I have to admit it: there are times in my role as Executive Director of A Network for Grateful Living that I feel like an impostor. Some days my commitment to living gratefully seems like lunacy to me. I can feel so overwhelmed by the injustices and suffering that so many people in this world are facing that I question how it makes sense to focus on things to appreciate. I can feel guilty for my comforts. How could anyone read the news headlines of this past week, month, or year, and feel grateful? I fall prey to doubt.
Reconciling this conundrum is a focus of mine almost every day lately. I watch the news and am overcome by images of innocent people dead at the hands of extremism, hatred, and fear. By comparison, my own "battle" with cancer seems like the easy way to almost die; I have the "privilege" of being white and middle-class, with health insurance, access to good medical treatment, a safe place to live, and family and friends who could actively care for me. This is not how it is for many people. I was lucky. I was lucky, and, as importantly, I know it.
It turns out that having this capacity to "know" and name the ways and times that we are lucky, blessed, and/or privileged -- especially in the face of clear injustice and suffering -- is a fundamental practice within grateful living that can make a difference. Grateful living in difficult times can help to build a bridge from despair to empowerment and from grief to engagement. And, importantly, it can keep our hearts open when they want to close.
There are many reasons why it is vital to do the work to remain grateful, and there are practices we can remember if we want to stay mindful in the midst of holding the misery of the world. Here are a few:
- Awareness. We need to be grateful for our ability to be awake enough to feel. Broken-heartedness means we are alive. Empathy is a blessing that connects us deeply to others. It is a privilege to have the capacity to be informed, and to sometimes feel outraged. And we are fortunate to be able to notice with open eyes and a cracked-open heart that there are things happening in the world that are unacceptable and tragic. Gratitude for our feelings is a powerful starting point for engagement.
- Acknowledgement. We need to take inventory of, and recognize, every gift and good fortune that is ours. If we do not lift these up and count them, if we deny and shame them in the face of the suffering of others, we are not helping those who suffer. We are dismissing the importance of being able to breathe, eat, walk, and love... when there are countless mothers of others who wish their children could do the same. They would not wish us to deny the privileges of being alive. It is WE who can get caught in the belief that to claim our privileges is to separate ourselves from those who do not have them. It is the opposite.

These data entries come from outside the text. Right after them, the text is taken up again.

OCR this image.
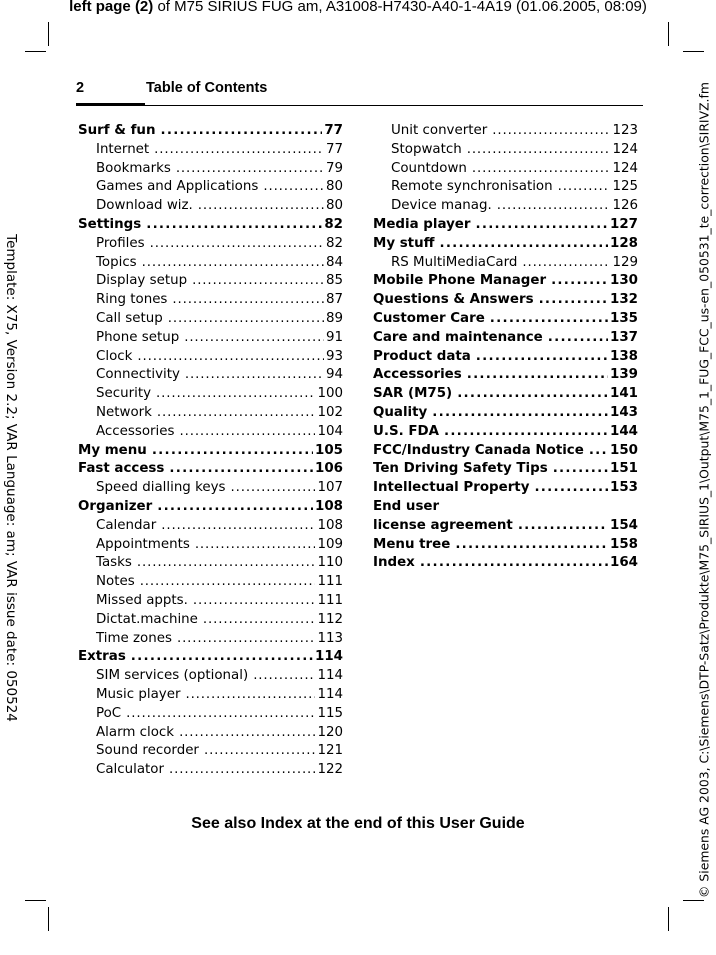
left page (2) of M75 SIRIUS FUG am, A31008-H7430-A40-1-4A19 (01.06.2005, 08:09)
Template: X75, Version 2.2; VAR Language: am; VAR issue date: 050524	© Siemens AG 2003, C:\Siemens\DTP-Satz\Produkte\M75_SIRIUS_1\Output\M75_1_FUG_FCC_us-en_050531_te_correction\SIRIVZ.fm
2	Table of Contents
Surf & fun . . .	77
Internet . . .	77
Bookmarks . . .	79
Games and Applications . . .	80
Download wiz. . . .	80
Settings . . .	82
Profiles . . .	82
Topics . . .	84
Display setup . . .	85
Ring tones . . .	87
Call setup . . .	89
Phone setup . . .	91
Clock . . .	93
Connectivity . . .	94
Security . . .	100
Network . . .	102
Accessories . . .	104
My menu . . .	105
Fast access . . .	106
Speed dialling keys . . .	107
Organizer . . .	108
Calendar . . .	108
Appointments . . .	109
Tasks . . .	110
Notes . . .	111
Missed appts. . . .	111
Dictat.machine . . .	112
Time zones . . .	113
Extras . . .	114
SIM services (optional) . . .	114
Music player . . .	114
PoC . . .	115
Alarm clock . . .	120
Sound recorder . . .	121
Calculator . . .	122
Unit converter . . .	123
Stopwatch . . .	124
Countdown . . .	124
Remote synchronisation . . .	125
Device manag. . . .	126
Media player . . .	127
My stuff . . .	128
RS MultiMediaCard . . .	129
Mobile Phone Manager . . .	130
Questions & Answers . . .	132
Customer Care . . .	135
Care and maintenance . . .	137
Product data . . .	138
Accessories . . .	139
SAR (M75) . . .	141
Quality . . .	143
U.S. FDA . . .	144
FCC/Industry Canada Notice . . . 150
Ten Driving Safety Tips . . .	151
Intellectual Property . . .	153
End user
license agreement . . .	154
Menu tree . . .	158
Index . . .	164
See also Index at the end of this User Guide
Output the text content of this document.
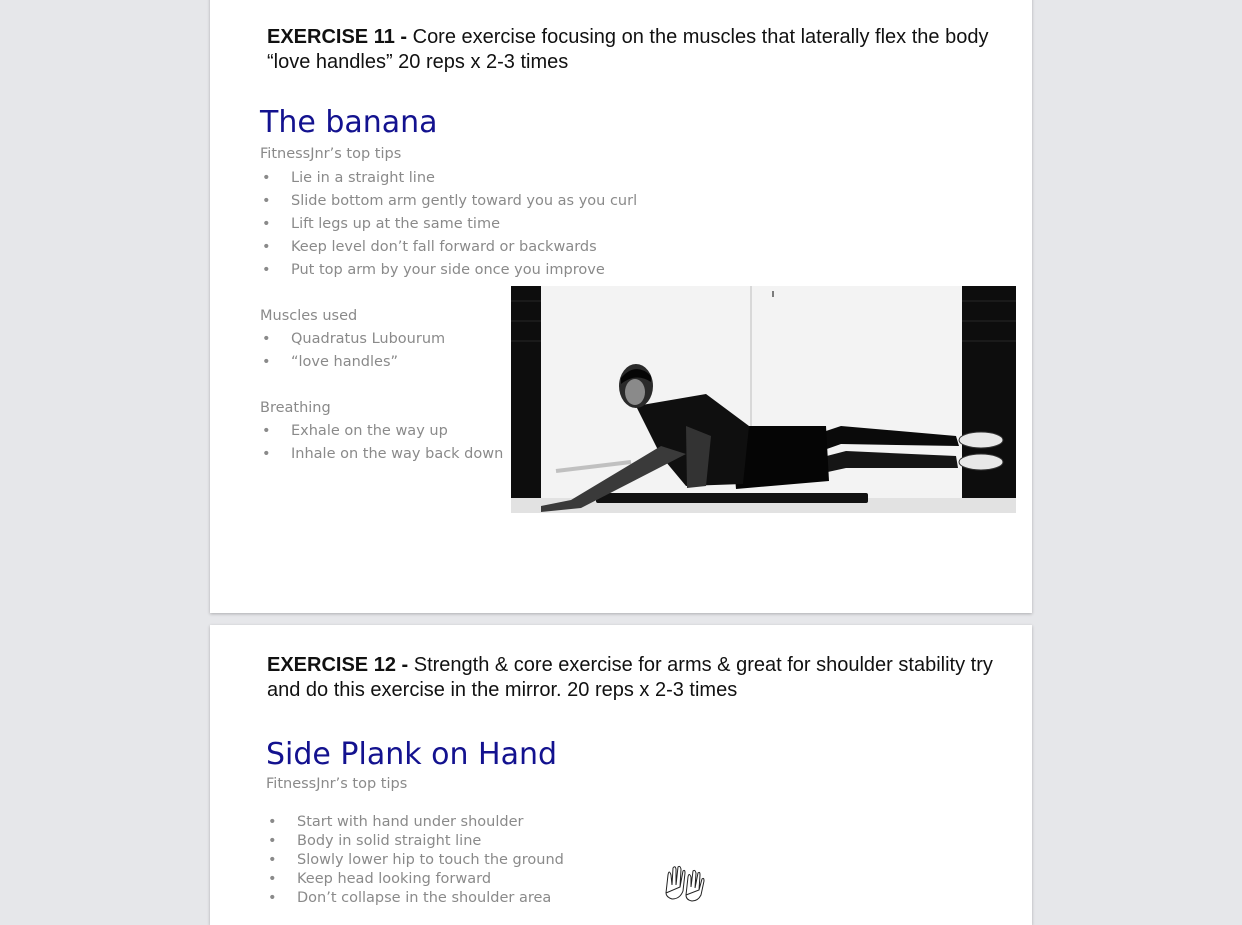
EXERCISE 11 - Core exercise focusing on the muscles that laterally flex the body “love handles” 20 reps x 2-3 times
The banana
FitnessJnr’s top tips
• Lie in a straight line
• Slide bottom arm gently toward you as you curl
• Lift legs up at the same time
• Keep level don’t fall forward or backwards
• Put top arm by your side once you improve
Muscles used
• Quadratus Lubourum
• “love handles”
Breathing
• Exhale on the way up
• Inhale on the way back down
EXERCISE 12 - Strength & core exercise for arms & great for shoulder stability try and do this exercise in the mirror. 20 reps x 2-3 times
Side Plank on Hand
FitnessJnr’s top tips
• Start with hand under shoulder
• Body in solid straight line
• Slowly lower hip to touch the ground
• Keep head looking forward
• Don’t collapse in the shoulder area
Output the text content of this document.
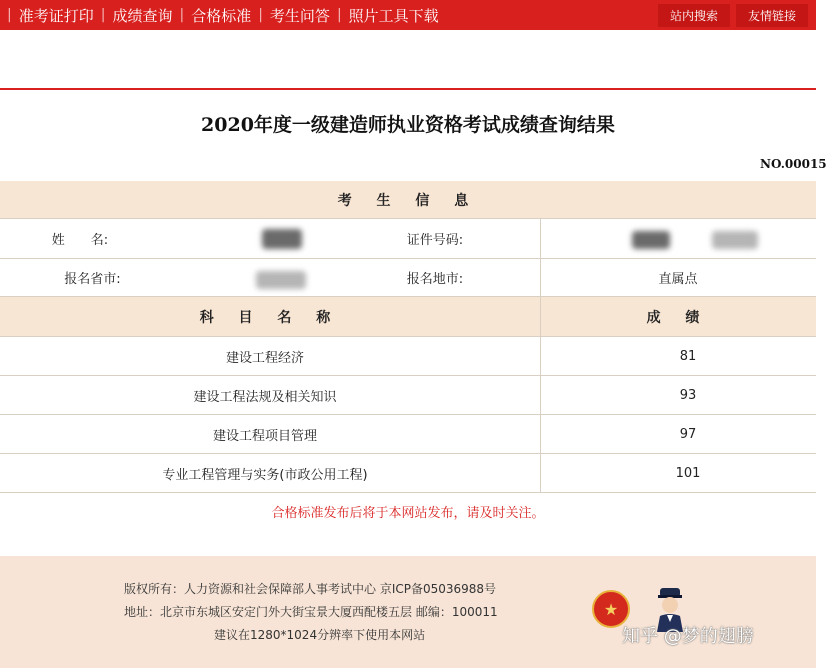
| 准考证打印 | 成绩查询 | 合格标准 | 考生问答 | 照片工具下载	站内搜索	友情链接
2020年度一级建造师执业资格考试成绩查询结果
NO.00015
考 生 信 息
姓　　名:	证件号码:
报名省市:	报名地市:	直属点
科 目 名 称	成 绩
建设工程经济	81
建设工程法规及相关知识	93
建设工程项目管理	97
专业工程管理与实务(市政公用工程)	101
合格标准发布后将于本网站发布，请及时关注。
版权所有：人力资源和社会保障部人事考试中心 京ICP备05036988号
地址：北京市东城区安定门外大街宝景大厦西配楼五层 邮编：100011
建议在1280*1024分辨率下使用本网站
★
知乎 @梦的翅膀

- Action. We need to make use of the privileges that we have. If we have money (even a little), and we claim it as something for which to be thankful, we can put it to use...we can share it, we can make it matter. If we have a body that works, we can count ourselves fortunate and put it to use...we can share its ability to get things done, to help others, to offer care. If we have education and/or skills, they are gifts begging to be of use. ANY resource or privilege needs to be acknowledged and appreciated before it can be of service. Only once we know, name, and claim what we have, will we be able to make a difference with it.
Living gratefully every day, we are in touch with the whole exquisite mess of being a part of the human family. We feel our interconnectedness, and the pain and beauty of belonging. Being grateful in difficult times, we can feel into the suffering of others, acknowledge, appreciate and make use of our blessings, and be compelled to act from a place that is engaged, self-responsible, resourced, and connected.
"Faith which does not doubt is dead faith," said Miguel de Unamuno. I agree. Much the same, grateful living which does not struggle to reconcile itself is dead as well. Wrestling with the paradoxes is integral to grateful living practice. In holding grateful living in this most expansive, dynamic, and responsive way, I am reassured that all of us can belong. And I can trust that I belong too... me, and my big heartache for the world.